Por: Jorge Bezerra

Só existe ética quando há liberdade!

Trata-se de uma provocação que faço com o leitor. “Quando eu era criancinha pequena em Barbacena…” aliás, em Fortaleza, com meus 12 anos, minha mãe chegava com uma frase que eu odiava: “Não estou gostando dessas suas companhias!” Ficava com raiva, não concordava com ela, mas a experiência de vida e o tempo são implacáveis. Normalmente minha mãe acertava. Embora hoje eu reconheça o seu acerto, acho que deveria ir até ela e dizer que acertara mais uma vez.

Vou contar outra da minha mãe que eu também não gostava. Quando ela notava que eu estava usando um material escolar, tipo uma régua, lápis, etc. que não eram meus, vinha com a fatídica pergunta: “de quem é essa régua?”. Respondia que tinha achado no pátio da escola, que não sabia como aquilo apareceu por ali ou outra desculpa qualquer. A verdade não era nada daquilo.

Pois é, eu havia roubado aquele material. Vinha a sentença da minha mãe: “volte e devolva ao dono, o que é seu é seu, o que é do outro é do outro”. Se no “interrogatório” da minha mãe minha situação ficou ruim, imensamente pior era o momento da devolução da régua. Era constrangedor, vergonhoso. Em alguns casos o colega (o verdadeiro proprietário) falava em alto e bom som, “ele me roubou ontem e está devolvendo hoje!”. Aquilo trazia muito sofrimento para mim.

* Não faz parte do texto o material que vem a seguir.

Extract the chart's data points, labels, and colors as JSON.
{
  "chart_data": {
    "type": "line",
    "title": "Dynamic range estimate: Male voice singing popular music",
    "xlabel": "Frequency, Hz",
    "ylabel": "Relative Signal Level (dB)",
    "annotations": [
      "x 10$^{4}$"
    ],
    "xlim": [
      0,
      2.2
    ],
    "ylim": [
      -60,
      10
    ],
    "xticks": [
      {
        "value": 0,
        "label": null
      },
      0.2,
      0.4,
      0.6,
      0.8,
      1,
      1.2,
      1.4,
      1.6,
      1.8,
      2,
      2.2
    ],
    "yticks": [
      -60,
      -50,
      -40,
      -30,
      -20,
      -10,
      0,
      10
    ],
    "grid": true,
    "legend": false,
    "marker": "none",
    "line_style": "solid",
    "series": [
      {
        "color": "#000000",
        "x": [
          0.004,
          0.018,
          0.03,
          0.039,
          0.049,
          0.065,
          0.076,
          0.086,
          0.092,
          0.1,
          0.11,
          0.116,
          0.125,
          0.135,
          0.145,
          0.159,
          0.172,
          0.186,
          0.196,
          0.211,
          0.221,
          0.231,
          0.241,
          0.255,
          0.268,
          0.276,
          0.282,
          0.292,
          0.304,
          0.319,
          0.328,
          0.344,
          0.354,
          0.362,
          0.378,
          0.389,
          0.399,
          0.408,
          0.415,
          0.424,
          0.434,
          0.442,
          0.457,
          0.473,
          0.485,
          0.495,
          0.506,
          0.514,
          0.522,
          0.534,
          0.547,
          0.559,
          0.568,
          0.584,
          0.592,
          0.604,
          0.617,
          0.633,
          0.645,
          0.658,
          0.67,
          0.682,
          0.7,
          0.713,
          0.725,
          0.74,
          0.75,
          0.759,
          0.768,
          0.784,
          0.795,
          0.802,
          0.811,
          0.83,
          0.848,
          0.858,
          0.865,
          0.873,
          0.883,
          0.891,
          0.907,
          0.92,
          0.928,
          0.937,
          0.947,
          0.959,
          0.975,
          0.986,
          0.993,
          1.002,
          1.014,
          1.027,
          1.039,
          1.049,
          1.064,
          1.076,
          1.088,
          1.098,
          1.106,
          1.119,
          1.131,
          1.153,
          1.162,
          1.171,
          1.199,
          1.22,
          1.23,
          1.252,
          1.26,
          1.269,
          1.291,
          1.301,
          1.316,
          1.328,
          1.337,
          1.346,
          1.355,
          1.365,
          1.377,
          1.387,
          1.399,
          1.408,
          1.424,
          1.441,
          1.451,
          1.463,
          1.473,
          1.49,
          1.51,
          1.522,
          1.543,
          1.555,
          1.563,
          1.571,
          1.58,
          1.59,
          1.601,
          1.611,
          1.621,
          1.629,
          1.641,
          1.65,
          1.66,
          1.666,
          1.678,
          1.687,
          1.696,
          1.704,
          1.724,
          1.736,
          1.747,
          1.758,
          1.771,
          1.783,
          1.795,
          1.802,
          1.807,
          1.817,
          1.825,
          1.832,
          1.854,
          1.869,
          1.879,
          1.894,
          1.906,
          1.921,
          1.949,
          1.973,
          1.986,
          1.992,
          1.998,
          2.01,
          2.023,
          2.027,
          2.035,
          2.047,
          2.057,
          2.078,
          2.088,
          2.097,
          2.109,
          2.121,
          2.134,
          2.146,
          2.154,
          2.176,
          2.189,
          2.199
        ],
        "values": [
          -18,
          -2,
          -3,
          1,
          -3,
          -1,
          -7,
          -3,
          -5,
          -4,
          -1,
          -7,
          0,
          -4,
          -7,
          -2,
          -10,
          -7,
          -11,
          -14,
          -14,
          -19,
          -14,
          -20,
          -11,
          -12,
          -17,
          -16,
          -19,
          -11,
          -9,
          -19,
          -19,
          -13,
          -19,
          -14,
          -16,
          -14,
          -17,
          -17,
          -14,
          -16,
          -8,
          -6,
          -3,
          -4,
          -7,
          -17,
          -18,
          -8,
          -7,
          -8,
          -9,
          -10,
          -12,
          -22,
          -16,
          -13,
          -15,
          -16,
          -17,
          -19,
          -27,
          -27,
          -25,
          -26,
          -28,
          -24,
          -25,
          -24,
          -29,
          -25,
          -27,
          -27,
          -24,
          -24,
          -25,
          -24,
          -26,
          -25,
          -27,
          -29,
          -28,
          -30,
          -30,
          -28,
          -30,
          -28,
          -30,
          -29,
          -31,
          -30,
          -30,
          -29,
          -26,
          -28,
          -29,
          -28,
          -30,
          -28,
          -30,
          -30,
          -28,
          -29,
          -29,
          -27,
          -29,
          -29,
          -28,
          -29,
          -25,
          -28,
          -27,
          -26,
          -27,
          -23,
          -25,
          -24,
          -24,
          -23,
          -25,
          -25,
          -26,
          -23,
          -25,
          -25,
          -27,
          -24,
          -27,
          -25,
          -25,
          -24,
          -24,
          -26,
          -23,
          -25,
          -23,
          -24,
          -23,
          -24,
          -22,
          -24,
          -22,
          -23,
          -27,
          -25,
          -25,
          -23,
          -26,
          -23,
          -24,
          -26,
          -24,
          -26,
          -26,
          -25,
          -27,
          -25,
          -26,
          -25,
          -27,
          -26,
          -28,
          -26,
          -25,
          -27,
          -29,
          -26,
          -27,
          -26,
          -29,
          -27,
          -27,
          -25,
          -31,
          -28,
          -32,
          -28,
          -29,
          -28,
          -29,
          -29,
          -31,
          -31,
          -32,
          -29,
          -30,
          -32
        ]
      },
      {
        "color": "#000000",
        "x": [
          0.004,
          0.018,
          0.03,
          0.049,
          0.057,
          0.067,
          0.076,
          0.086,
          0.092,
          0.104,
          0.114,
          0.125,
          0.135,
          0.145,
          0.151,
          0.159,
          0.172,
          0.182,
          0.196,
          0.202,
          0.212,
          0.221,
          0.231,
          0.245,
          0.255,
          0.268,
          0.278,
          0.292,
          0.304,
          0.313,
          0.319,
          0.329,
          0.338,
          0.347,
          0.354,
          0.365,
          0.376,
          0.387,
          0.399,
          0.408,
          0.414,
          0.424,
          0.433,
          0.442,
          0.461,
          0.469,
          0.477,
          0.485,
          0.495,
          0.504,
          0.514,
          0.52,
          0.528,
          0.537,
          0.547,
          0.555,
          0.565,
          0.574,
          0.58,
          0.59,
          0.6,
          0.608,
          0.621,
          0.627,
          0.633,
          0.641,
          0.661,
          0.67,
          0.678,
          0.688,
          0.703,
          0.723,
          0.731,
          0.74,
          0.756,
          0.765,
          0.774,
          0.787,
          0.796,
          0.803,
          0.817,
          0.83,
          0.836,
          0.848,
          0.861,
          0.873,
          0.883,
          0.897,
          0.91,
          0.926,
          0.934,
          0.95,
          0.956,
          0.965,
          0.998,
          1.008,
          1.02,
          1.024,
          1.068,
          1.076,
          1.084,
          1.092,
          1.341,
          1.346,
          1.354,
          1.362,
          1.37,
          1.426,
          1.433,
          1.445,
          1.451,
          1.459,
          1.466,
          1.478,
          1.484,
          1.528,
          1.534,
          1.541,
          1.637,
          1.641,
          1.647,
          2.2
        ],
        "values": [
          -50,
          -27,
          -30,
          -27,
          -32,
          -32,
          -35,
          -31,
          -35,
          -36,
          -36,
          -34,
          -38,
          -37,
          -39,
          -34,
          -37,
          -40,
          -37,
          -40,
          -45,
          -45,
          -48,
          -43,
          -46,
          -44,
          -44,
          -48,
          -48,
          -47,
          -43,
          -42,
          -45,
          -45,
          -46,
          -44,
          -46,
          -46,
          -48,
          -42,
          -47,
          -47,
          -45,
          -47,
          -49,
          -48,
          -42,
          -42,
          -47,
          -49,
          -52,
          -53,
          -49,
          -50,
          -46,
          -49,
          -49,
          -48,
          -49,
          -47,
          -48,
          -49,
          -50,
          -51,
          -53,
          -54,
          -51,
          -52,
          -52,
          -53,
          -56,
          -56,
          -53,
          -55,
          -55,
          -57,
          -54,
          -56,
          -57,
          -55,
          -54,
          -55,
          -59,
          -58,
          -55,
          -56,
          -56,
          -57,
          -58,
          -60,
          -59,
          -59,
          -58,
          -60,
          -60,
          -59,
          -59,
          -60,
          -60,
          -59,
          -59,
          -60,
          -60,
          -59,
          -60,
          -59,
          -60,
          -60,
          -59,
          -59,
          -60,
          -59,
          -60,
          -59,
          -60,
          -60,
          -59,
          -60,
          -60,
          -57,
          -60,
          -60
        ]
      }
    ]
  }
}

Algumas ciências humanas e sociais (psicologia, sociologia, antropologia, etc) afirmam que boa parte da personalidade de uma pessoa é formada dos seis aos oito anos de idade. Nesse período, a criança recebe modelos mentais de seus familiares e das pessoas mais próximas (professores primários, padrinhos, etc.). Independentemente da porcentagem que uma criança retém para a formação de sua personalidade, o homem, no sentido antropológico, continua aprendendo e apreendendo coisas até a sua morte. Esse aprendizado é a base de sustentação de todas as nossas ações e reações ao longo da vida. Uma vez adultos, estas são facilmente percebidas pelas pessoas que não fazem parte do nosso cotidiano, fazendo com que elas se aproximem ou se afastem de nós.

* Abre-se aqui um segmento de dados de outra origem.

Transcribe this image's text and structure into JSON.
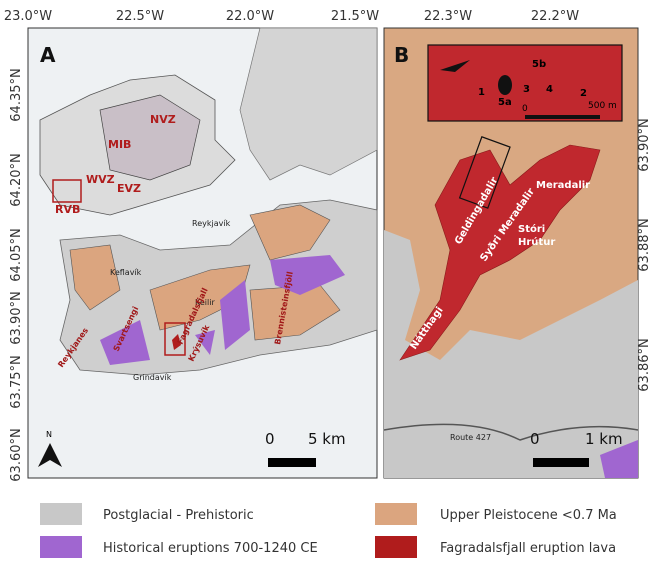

Saindo do passado e chegando ao presente, certo dia recebi um convite para um trabalho. Era numa organização de ensino técnico, de âmbito nacional, onde o Diretor de Ensino Corporativo estava criando um grupo especial de profissionais, preferencialmente professores que atuassem na área de conhecimento do mercado varejista. Formou-se uma equipe com cinco profissionais, cuja missão era reestruturar o processo de oferta de novos cursos profissionalizantes. Estávamos bem instalados, com ótimas condições de trabalho. A organização ocupava um edifício de dez andares, não havia salas convencionais e sim andares com baias. Era o início do uso das “empresas sem paredes”, onde num só andar havia diferentes setores, e não obrigatoriamente do mesmo departamento.

Apesar de ter um horário de expediente (entrada e saída) normatizado, ao chegarmos na organização, no andar em que trabalhávamos, havia um terminal onde colocávamos a matrícula e a senha, caracterizando assim a sua entrada no trabalho. Mesmo assim, tínhamos flexibilidade caso fôssemos visitar uma das unidades da organização ou algum fornecedor, escola, etc. Uma vez agendado, éramos dispensados do registro de entrada ou saída do expediente.

O registro de entrada/saída era uma das práticas aceitas pelos funcionários. Apesar de constar nas normas (RH/DP), aquilo não estava no Código de Ética da organização, até porque as demais empresas do mercado adotam modelos semelhantes. Salvo uma pessoa que nunca foi empregado, um profissional tem conhecimento e consciência de que há um registro de entrada/saída na empresa onde cada organização adota o seu sistema. Sendo um costume, uma prática, faz parte da cultura. A ética está presente, é da empresa para o indivíduo, cabe ao profissional (você), aplicando a sua moral, praticar ou não aquilo e, claro, receber as consequências (positivas/negativas) da escolha. Mário Sérgio Cortella nos ensina que há três perguntas morais para tomarmos decisões: Eu quero? Eu posso? Eu devo?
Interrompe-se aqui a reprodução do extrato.